How it all fits together
Step 1: Opening the Terminal:
The terminal is a graphical interface for interacting with a shell program.
When you open the terminal, it spawns a child process to start your default shell (e.g., zsh
).
Step 2: Typing a Command: You type a command, and the terminal sends it as input to the shell via standard input (stdin).
Step 3: Shell Parses the Command: The shell breaks the input into:
- Command: The program to run (e.g.,
ls
). - Arguments: Additional data for the command (e.g.,
-la
).
The shell checks:
- If it’s a built-in command (e.g.,
cd
). - Or if it’s an executable file in the directories listed in
$PATH
.
Step 4: Shell Requests the OS to Execute:
For external commands, the shell makes a system call (e.g., execve
) to the kernel.
Step 5: Kernel Executes the Command. The kernel:
- Locates the program file.
- Allocates resources (memory, CPU).
- Creates a new process to run the program.
Step 6: Program Produces Output: The program sends its output to standard output (stdout), managed by the kernel. The shell receives this output and passes it to the terminal to display.
Step 7: Shell Waits for Input: After the program finishes, the kernel signals the shell that it’s ready to accept new commands.
Terminal (Graphical Interface)
↓
Shell (Command Interpreter)
↓
System Call (Request to Kernel)
↓
Kernel (Core of OS)
↙ ↘
Process Hardware
Back to the shell
Now, there are many shells! Here’s a non-comprehensive list:
sh
bash
zsh
fish
PowerShell
(yuck!)- …
I personally use zsh
. It’s pretty.
What is the difference between all these shells? Why should one pick one over another? What makes a shell useful?

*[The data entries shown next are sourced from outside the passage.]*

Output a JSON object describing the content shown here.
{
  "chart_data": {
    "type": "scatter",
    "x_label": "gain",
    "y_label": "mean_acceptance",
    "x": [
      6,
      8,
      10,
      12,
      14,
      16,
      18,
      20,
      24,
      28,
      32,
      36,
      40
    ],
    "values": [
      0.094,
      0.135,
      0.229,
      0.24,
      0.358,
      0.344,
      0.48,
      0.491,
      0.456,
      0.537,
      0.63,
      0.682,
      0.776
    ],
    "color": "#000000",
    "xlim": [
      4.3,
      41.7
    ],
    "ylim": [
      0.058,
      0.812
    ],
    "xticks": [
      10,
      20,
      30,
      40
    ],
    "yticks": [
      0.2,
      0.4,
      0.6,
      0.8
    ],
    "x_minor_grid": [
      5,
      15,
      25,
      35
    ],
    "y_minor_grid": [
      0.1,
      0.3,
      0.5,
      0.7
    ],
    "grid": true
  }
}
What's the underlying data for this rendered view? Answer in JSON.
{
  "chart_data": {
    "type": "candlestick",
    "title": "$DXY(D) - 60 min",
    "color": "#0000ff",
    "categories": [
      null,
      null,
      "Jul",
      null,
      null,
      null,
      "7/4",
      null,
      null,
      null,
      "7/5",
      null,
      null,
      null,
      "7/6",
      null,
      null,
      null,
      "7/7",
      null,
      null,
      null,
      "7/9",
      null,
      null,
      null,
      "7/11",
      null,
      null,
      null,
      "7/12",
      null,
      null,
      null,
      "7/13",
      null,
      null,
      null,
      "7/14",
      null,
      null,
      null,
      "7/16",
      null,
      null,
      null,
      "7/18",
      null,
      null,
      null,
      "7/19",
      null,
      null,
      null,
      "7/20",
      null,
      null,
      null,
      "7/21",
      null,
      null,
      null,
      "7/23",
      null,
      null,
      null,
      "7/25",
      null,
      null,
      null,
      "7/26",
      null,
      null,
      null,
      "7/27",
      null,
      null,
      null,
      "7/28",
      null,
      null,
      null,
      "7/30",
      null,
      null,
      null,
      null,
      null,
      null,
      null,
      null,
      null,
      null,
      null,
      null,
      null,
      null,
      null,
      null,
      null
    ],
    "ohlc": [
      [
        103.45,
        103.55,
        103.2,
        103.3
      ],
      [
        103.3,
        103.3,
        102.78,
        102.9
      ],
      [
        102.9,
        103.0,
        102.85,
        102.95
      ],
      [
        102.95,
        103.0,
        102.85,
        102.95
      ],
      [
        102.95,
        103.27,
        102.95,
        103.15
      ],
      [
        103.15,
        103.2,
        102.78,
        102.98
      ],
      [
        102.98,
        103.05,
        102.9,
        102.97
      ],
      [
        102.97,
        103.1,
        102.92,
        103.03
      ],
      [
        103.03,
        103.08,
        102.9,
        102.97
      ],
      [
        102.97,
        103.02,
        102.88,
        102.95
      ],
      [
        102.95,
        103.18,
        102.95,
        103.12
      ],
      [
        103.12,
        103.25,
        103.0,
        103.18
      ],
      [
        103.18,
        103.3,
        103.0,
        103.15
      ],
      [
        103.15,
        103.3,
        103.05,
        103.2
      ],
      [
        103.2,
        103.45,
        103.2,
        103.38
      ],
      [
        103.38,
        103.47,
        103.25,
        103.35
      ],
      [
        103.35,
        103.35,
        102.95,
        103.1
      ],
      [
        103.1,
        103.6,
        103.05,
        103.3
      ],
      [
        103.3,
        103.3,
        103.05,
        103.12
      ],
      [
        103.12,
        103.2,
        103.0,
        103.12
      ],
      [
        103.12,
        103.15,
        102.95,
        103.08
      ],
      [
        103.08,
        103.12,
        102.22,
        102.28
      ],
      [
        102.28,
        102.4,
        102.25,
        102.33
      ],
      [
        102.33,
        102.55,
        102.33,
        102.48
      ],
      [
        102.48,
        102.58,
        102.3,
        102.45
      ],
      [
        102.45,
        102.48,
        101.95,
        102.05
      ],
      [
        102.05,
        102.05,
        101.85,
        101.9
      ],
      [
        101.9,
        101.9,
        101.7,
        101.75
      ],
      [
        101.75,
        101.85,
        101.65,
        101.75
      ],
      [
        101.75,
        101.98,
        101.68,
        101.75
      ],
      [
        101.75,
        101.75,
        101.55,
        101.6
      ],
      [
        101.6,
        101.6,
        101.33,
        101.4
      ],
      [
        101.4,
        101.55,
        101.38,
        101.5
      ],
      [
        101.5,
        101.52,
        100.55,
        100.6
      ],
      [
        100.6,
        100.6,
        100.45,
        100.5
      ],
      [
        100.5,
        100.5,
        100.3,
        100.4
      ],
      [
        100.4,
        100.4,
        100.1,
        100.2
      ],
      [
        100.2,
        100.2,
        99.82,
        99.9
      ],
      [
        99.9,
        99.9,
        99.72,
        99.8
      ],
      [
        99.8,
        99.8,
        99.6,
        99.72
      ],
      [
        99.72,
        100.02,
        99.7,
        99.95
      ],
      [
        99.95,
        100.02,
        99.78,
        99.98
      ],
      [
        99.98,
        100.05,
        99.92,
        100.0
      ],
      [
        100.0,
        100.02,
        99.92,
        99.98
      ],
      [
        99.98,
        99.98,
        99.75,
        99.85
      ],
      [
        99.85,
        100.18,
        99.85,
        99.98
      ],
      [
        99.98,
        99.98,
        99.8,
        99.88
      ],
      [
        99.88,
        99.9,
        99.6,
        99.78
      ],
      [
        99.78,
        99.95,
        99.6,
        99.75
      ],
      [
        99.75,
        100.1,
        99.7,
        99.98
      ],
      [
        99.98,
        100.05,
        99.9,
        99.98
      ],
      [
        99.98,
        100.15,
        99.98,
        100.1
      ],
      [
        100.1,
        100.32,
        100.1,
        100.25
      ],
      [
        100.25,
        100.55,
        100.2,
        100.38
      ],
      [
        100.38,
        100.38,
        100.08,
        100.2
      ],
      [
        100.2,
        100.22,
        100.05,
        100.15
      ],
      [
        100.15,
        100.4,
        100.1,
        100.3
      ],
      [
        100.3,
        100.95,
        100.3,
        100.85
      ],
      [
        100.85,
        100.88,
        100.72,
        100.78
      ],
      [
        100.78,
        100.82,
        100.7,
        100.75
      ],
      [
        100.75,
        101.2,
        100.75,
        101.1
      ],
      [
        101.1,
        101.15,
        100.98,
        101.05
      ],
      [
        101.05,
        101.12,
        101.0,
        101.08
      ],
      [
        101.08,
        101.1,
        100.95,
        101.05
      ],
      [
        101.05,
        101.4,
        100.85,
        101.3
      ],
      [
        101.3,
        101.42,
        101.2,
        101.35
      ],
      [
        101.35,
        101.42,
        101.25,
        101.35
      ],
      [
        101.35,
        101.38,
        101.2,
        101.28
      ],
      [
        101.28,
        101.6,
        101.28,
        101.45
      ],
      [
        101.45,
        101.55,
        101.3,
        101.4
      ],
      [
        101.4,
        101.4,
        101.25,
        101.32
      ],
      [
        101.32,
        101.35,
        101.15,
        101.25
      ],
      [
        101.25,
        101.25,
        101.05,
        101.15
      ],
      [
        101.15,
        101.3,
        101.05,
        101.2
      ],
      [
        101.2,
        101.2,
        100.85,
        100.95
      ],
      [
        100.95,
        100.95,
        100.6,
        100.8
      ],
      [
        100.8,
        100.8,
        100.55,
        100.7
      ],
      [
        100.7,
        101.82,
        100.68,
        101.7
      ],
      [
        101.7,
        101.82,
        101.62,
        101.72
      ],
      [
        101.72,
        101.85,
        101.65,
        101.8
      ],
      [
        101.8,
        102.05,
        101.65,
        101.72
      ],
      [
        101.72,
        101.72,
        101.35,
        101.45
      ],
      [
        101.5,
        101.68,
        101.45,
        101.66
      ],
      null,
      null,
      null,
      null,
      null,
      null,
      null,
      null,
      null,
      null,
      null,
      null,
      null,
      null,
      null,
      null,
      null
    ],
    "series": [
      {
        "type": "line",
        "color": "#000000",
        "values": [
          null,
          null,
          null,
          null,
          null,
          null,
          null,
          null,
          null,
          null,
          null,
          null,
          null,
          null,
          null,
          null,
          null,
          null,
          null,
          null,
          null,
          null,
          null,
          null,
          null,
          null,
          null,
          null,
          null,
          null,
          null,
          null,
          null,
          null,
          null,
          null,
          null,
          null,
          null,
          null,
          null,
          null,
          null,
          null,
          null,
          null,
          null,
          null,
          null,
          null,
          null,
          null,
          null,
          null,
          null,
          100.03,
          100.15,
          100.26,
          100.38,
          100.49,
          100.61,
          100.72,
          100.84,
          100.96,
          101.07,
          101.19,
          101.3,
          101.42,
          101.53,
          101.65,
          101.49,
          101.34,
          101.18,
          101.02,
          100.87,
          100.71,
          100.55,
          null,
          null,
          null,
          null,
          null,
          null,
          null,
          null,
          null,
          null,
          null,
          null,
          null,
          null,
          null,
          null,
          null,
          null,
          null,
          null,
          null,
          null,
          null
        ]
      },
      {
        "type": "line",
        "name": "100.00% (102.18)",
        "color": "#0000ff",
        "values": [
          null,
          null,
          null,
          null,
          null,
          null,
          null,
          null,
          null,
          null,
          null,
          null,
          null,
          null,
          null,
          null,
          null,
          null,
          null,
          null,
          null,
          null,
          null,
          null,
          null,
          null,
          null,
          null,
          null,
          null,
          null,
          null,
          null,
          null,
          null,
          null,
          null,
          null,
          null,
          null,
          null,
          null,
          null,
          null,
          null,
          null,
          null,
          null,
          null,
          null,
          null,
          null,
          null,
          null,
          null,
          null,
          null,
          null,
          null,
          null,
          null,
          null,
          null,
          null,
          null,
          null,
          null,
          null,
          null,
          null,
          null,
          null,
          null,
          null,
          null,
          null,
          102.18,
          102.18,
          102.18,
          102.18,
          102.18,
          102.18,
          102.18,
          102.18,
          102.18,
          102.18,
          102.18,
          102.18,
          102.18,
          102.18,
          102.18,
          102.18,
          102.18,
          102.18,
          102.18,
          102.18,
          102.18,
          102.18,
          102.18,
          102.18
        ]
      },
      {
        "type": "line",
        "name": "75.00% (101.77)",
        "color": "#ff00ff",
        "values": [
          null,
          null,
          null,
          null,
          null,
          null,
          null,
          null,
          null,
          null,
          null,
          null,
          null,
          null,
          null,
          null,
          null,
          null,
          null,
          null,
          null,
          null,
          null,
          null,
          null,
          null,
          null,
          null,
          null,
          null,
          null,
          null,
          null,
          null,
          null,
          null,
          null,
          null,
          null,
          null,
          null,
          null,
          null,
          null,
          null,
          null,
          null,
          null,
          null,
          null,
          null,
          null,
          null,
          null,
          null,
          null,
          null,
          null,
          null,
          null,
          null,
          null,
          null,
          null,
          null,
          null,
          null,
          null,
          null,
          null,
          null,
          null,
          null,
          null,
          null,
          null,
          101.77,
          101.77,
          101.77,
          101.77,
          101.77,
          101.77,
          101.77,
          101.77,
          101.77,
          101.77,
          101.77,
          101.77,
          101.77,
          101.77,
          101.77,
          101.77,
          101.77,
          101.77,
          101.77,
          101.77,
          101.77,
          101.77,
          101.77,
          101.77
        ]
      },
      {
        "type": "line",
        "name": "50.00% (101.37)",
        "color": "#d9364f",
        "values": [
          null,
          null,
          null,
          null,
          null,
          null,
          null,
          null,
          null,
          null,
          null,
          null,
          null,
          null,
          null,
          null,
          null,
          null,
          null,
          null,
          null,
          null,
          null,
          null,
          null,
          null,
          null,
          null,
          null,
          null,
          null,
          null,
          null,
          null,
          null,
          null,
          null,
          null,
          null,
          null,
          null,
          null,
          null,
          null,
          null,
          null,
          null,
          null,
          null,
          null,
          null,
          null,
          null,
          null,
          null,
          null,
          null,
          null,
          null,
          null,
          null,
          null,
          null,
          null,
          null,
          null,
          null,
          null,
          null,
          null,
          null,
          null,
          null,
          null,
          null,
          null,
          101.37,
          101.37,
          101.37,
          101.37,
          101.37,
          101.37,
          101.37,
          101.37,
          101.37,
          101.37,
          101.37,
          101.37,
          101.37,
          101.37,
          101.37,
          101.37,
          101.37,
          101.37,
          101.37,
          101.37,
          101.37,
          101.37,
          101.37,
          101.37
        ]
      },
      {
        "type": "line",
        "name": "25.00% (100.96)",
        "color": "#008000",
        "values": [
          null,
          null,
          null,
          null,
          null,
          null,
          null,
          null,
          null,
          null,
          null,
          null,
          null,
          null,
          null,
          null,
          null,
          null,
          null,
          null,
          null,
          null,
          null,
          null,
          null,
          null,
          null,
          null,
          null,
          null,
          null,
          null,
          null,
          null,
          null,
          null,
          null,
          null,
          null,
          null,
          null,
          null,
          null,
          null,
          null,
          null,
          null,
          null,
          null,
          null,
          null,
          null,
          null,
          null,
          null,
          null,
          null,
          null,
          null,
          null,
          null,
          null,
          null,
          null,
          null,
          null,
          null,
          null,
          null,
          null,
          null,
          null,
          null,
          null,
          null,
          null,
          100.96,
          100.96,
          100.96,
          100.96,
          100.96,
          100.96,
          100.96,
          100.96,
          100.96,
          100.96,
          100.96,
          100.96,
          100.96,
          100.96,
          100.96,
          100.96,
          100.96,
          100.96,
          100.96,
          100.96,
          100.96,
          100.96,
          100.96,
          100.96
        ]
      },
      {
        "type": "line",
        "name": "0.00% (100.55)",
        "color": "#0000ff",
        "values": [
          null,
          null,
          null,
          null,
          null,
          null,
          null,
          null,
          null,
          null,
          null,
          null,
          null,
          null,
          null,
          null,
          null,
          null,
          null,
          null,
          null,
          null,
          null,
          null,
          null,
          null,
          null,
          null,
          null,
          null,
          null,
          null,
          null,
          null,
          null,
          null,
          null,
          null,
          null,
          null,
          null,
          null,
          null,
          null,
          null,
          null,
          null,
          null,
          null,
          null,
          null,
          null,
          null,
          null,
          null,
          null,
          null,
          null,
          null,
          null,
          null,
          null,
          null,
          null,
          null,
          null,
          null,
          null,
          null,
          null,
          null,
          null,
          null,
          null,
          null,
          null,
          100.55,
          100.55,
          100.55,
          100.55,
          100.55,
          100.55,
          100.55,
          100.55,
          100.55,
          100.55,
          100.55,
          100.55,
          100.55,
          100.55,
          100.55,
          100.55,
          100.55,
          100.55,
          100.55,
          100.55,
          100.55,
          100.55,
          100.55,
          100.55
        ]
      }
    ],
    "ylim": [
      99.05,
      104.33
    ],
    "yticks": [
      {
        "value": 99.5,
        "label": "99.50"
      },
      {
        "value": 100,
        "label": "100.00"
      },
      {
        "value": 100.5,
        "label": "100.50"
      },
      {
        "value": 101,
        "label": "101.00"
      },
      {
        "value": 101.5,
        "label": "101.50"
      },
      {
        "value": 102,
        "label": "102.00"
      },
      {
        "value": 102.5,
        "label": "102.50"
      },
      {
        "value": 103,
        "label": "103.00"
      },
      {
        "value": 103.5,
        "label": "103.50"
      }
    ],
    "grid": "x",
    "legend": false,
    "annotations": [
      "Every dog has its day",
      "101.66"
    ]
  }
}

This is where I think POSIX compliancy comes into play. The Portable Operating System Interface (POSIX) is a series of standards for maintaining compatibility between operating systems. And they have a standard for shells! If one implements a POSIX compliant shell, it’s fairly likely to wolk well across different operating systems (mac OS, Linux, etc.) Interestingly, I’ve always preferred zsh
for my personal/work computers, and bash
tends to be the default shell installed in most Linux distributions.